2020
Cairn
Laurence Kaufmann et al., « Perdre sa voix. Félicités et infélicités de la polyphonie », A contrario, ID : 10670/1.9dt1ku
Diverses approches dites « polyphoniques » montrent que les sujets parlants, loin de « tenir en place », passent leur temps à convoquer des entités exogènes, à sortir de « l’entre-nous » de l’interaction en mobilisant des êtres et des voix dont ils se font les porte-parole plus ou moins autorisés, bref à « disloquer » la nature locale de l’interaction. Pour rendre compte de la manière dont ces êtres pluriels, humains et nonhumains, prétendent à la parole ou parfois même l’imposent par le biais des ventriloques qui s’en font, bon gré mal gré, les obligés, une analyse fine de l’interaction est nécessaire.
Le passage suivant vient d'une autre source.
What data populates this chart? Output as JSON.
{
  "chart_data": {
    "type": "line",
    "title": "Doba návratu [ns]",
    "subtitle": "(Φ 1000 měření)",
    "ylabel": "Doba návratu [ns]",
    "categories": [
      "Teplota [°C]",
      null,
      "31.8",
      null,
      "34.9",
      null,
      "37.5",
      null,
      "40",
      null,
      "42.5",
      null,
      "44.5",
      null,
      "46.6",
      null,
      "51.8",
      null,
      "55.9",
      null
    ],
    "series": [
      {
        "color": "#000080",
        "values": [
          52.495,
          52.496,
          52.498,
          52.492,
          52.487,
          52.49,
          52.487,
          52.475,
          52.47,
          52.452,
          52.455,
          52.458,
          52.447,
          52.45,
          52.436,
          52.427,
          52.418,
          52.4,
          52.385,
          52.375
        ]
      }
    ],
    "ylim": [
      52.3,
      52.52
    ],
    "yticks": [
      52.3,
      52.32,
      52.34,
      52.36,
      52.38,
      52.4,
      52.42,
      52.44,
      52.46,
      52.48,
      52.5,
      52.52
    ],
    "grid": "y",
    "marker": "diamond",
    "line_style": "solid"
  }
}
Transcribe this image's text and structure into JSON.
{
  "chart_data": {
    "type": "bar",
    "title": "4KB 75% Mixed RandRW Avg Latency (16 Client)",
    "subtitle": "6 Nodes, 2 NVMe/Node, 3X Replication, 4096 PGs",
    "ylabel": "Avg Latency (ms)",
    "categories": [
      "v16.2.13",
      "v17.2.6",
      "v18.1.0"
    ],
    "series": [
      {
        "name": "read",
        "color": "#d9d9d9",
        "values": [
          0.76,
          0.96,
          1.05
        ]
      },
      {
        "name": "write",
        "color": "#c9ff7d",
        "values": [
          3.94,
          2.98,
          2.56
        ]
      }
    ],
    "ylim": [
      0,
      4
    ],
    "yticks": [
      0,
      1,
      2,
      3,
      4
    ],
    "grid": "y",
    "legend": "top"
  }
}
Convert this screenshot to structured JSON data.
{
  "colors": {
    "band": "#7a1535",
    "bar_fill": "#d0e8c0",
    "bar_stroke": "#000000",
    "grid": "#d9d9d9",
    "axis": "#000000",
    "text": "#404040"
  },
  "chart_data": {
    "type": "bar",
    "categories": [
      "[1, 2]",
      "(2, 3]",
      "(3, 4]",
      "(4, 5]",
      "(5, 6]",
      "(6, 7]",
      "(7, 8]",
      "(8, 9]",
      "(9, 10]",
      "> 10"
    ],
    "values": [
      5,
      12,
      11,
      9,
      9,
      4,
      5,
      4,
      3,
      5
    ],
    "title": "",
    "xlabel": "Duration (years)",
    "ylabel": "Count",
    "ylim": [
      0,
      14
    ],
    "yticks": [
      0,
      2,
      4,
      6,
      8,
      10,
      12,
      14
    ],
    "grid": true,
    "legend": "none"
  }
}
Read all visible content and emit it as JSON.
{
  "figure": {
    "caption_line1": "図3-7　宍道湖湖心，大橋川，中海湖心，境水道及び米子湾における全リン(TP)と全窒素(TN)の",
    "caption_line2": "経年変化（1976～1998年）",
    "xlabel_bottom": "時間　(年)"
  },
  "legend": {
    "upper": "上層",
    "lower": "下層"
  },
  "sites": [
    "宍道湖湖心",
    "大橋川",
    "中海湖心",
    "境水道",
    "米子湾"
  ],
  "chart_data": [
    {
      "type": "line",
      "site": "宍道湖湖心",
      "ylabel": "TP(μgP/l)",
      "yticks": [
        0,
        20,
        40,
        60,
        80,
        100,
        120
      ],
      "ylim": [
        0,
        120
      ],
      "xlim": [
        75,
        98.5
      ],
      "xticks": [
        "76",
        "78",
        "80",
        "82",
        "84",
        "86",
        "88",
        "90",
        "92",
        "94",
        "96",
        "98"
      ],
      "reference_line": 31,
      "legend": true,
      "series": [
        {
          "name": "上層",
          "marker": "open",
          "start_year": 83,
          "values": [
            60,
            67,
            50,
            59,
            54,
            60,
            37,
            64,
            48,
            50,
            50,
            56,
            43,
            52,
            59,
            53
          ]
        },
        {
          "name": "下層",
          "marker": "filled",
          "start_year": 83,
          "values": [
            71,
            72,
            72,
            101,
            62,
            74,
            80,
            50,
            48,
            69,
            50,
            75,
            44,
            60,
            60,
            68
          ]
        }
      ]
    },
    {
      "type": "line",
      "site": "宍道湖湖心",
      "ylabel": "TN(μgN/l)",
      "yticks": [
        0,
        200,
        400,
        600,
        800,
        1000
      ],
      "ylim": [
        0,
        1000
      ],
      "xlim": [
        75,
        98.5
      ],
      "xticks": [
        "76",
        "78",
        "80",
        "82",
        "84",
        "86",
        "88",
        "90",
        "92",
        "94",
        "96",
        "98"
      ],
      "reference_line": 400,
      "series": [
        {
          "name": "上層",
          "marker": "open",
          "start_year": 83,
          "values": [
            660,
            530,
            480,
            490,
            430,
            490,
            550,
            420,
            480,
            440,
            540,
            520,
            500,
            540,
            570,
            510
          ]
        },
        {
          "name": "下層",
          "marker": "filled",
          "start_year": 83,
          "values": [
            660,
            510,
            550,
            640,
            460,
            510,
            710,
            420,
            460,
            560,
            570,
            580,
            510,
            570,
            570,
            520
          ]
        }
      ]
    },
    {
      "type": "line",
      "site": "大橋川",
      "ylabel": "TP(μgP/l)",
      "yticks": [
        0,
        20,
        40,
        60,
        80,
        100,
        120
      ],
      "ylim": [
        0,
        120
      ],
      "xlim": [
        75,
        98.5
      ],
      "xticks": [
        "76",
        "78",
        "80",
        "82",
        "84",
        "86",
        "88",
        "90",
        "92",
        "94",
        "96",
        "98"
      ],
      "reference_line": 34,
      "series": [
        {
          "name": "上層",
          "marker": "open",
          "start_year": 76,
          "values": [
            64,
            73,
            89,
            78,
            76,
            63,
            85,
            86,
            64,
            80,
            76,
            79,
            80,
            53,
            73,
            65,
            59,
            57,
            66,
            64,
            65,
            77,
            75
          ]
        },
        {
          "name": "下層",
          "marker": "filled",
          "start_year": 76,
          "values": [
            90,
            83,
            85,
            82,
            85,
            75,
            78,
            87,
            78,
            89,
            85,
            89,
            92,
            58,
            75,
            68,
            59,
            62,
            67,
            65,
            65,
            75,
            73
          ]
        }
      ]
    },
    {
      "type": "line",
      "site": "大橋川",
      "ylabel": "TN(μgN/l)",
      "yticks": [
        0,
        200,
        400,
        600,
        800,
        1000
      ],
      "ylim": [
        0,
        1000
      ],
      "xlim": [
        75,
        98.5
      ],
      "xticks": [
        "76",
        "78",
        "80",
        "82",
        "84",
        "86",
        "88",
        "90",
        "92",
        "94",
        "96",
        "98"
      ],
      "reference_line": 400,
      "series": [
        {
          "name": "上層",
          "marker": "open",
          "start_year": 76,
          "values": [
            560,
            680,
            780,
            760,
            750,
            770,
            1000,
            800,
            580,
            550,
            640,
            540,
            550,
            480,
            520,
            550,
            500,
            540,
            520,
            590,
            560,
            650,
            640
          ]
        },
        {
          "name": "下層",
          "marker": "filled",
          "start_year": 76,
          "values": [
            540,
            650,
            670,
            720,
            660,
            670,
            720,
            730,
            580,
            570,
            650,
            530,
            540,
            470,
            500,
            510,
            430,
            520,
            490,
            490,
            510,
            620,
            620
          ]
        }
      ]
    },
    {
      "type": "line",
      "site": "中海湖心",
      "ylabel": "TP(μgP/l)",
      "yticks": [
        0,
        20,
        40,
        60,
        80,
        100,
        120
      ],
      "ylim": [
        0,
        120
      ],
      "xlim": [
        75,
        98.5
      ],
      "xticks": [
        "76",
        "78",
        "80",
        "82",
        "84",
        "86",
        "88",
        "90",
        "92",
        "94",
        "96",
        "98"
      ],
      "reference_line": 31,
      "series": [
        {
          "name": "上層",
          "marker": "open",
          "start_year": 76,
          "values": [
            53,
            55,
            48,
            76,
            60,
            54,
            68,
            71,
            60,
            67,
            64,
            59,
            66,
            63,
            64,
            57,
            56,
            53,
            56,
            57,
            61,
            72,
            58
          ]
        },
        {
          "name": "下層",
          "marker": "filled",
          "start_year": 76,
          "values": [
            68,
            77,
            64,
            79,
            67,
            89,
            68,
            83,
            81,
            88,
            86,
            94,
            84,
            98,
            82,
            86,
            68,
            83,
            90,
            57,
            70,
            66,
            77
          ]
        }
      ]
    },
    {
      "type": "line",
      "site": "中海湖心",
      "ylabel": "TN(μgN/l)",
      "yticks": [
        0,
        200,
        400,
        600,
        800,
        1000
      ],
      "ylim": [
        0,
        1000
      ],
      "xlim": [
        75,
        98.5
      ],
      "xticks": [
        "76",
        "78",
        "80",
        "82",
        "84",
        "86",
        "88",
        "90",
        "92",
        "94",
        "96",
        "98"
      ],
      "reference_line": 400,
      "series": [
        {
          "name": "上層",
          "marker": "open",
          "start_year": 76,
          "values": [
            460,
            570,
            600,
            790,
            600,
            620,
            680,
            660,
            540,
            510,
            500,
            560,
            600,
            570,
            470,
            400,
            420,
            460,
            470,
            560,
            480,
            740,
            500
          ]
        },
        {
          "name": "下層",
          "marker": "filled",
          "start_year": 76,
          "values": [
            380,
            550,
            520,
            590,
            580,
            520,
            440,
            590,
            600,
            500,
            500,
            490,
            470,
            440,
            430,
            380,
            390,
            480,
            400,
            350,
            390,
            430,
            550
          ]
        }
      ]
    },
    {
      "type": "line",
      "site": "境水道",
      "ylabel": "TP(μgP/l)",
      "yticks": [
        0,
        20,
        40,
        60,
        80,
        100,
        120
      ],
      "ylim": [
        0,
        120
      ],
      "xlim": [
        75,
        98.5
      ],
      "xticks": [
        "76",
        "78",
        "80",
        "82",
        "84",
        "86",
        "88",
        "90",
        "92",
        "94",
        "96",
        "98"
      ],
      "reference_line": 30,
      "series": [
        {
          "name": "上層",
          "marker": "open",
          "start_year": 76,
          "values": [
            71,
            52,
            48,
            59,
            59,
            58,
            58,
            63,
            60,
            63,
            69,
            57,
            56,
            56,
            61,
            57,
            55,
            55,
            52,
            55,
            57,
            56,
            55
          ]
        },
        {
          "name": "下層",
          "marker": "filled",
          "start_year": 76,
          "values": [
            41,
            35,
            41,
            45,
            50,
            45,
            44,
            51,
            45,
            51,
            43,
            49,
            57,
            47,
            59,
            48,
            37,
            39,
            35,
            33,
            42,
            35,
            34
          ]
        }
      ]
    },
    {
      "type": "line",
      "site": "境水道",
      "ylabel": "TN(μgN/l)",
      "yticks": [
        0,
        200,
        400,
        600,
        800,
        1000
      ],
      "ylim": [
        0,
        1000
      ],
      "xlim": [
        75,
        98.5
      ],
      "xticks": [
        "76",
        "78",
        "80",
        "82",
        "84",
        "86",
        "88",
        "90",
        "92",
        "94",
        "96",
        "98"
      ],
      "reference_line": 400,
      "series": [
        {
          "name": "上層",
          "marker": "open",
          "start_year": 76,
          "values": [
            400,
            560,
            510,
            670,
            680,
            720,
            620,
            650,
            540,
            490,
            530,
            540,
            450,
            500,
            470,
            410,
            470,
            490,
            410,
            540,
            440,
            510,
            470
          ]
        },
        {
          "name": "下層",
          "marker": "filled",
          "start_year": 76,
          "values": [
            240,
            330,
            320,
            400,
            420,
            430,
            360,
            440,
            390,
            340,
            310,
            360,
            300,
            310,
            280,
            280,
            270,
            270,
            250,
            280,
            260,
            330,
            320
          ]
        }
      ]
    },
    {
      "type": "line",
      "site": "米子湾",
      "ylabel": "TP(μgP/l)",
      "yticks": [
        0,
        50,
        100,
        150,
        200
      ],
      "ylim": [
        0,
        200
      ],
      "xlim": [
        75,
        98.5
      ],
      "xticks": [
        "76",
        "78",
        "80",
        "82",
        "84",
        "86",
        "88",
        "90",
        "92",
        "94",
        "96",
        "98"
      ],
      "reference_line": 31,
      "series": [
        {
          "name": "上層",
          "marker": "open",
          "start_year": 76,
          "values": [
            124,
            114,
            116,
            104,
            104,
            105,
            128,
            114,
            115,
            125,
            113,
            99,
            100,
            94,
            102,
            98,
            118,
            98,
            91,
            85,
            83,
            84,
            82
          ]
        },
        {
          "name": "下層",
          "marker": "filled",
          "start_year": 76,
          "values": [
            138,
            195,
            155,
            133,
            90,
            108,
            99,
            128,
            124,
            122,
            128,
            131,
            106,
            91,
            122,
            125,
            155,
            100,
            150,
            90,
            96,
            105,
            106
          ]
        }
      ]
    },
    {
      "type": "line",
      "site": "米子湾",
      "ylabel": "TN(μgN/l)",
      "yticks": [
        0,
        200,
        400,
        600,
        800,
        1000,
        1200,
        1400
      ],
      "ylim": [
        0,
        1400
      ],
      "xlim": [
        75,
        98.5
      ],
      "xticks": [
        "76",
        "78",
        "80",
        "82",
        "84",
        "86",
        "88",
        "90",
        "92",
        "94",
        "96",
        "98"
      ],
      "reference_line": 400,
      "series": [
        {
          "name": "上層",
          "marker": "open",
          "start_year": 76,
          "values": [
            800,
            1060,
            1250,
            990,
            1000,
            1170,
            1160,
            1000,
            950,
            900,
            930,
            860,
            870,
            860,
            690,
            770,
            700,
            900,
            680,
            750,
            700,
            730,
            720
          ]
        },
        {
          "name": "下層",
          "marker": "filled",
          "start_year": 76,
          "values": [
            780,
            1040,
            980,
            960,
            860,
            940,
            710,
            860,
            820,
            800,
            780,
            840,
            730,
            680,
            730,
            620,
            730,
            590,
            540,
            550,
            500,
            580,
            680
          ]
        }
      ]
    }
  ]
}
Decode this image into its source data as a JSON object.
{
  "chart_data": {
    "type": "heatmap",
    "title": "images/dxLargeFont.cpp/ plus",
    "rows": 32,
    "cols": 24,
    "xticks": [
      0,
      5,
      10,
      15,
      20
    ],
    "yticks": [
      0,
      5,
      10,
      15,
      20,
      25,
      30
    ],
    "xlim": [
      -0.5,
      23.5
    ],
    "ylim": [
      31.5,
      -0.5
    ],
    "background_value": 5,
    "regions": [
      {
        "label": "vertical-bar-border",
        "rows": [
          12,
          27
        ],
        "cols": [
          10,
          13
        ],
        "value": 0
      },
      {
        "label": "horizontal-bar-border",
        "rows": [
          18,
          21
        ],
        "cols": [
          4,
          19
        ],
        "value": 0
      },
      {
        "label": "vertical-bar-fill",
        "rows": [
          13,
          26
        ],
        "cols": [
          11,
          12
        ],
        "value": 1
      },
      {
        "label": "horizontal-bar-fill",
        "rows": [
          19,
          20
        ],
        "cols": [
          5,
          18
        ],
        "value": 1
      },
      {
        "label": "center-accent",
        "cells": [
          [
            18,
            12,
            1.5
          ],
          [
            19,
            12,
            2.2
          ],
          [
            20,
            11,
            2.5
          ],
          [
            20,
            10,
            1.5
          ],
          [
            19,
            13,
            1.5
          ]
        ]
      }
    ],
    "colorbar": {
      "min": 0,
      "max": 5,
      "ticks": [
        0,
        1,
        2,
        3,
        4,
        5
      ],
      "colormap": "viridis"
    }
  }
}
Rompant avec la dimension anthropocentrique et égocentrique de la performativité, il s’agit d’identifier au cas par cas la manière dont le pouvoir d’agir se distribue et se configure en situation. Cela étant, les voix susceptibles d’être mobilisées ne sont pas illimitées et elles n’ont pas toutes le même poids polémologique : certaines d’entre elles portent immédiatement alors que d’autres sont condamnées au silence. En d’autres termes, la polyphonie répond à certaines conditions de félicité, c’est-à-dire à un ensemble de conditions qui doivent être satisfaites pour qu’elle puisse paraître appropriée et légitime. Afin de mieux préciser les conditions d’une polyphonie ou d’une ventriloquie « heureuse », nous distinguerons trois strates ou niveaux de félicité : une félicité interactionnelle, une félicité culturelle et une félicité phénoménologique. Pour les déployer, nous nous appuierons sur une brève série d’interactions tirées d’un film documentaire du réalisateur algérien Malek Bensmaïl, intitulé Aliénations. En prenant pour focale les interactions entre une patiente et une psychiatre, nous nous proposons plus spécifiquement de réfléchir aux modes de régulation culturels, interactionnels et phénoménologiques de l’invocation d’entités surnaturelles.